Not accepting corrections or refusing to admit to misinformation is a none likely and unacceptable attitude in intellectual circles. Raining invectives and being unnecessarily sarcastic are very rare practices or no go zones for intellectuals. Hasty attack on peoples’ reputation is wrong and the usage of many words meaning the same thing is useless and unadvisable. You do not need to be loud, arrogant and forceful to make a point; neither do you need more than one word meaning the same thing to prove your eloquence and verbal prowess; nor do you need to be insistent that what you think and feel is right against what is being declared by the rightful authorities.
In conclusion, free speech making and becoming an intellectual requires sensitivity and submission to internationally established standards and best practices; refusal to accept and apply these measures does not make you any better than your accused. As we enjoy the tenet of free speech and pursue our ambition of becoming intellectuals, we can only improve and be taken seriously if we do not adopt nuances contrary to established norms. For me, the onus for addressing this challenge is in two folds: first on the government to invest and improve the educational system; which will get more Liberians well educated and thereby appreciate and conform to standard practice. Secondly, the public media channels such as the hythaie centers, radio talk-shows and televised public discourse which are the visible comfort zones for free speech must themselves begin to observe and exert the rules. That too will contribute in building the awareness and grounding the practice of proper speech making and information dissemination.

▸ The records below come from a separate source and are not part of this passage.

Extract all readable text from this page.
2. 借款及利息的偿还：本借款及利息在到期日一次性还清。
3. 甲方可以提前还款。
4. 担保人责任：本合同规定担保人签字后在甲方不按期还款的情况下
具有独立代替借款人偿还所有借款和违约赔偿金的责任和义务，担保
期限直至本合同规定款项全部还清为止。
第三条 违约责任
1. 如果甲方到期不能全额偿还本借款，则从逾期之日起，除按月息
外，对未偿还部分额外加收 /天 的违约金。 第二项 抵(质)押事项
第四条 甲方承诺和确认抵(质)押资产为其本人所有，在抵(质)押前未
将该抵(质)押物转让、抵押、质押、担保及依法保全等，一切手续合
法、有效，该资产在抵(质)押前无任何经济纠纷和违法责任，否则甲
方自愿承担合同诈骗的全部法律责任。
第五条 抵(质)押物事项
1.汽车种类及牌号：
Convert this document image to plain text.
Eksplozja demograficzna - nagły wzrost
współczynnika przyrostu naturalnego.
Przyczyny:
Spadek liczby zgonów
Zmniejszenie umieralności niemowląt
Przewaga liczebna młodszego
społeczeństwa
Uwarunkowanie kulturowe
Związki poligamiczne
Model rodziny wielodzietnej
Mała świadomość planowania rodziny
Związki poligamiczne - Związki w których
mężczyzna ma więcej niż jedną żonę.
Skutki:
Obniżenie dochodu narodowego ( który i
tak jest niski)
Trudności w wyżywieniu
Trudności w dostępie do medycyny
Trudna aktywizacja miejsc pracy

Former Assistant Minister Toe asserts that the challenge of poor and /or disinformation at the Hythaie Centers is only a reflection of the low educational standard of the larger Liberian society; and that because more Liberians are undereducated, they therefore miss out on what is required in such informal spaces for education and information sharing. He thinks it is an unrealistic expectation that the Hythaie Centers and public media channels can correct the wrongs rather than the schools and educational system doing the job. As a way out of this quagmire, Mr. Toe suggests a root and branch improvement in the educational standard of Liberia as a necessary precondition for bettering the situation.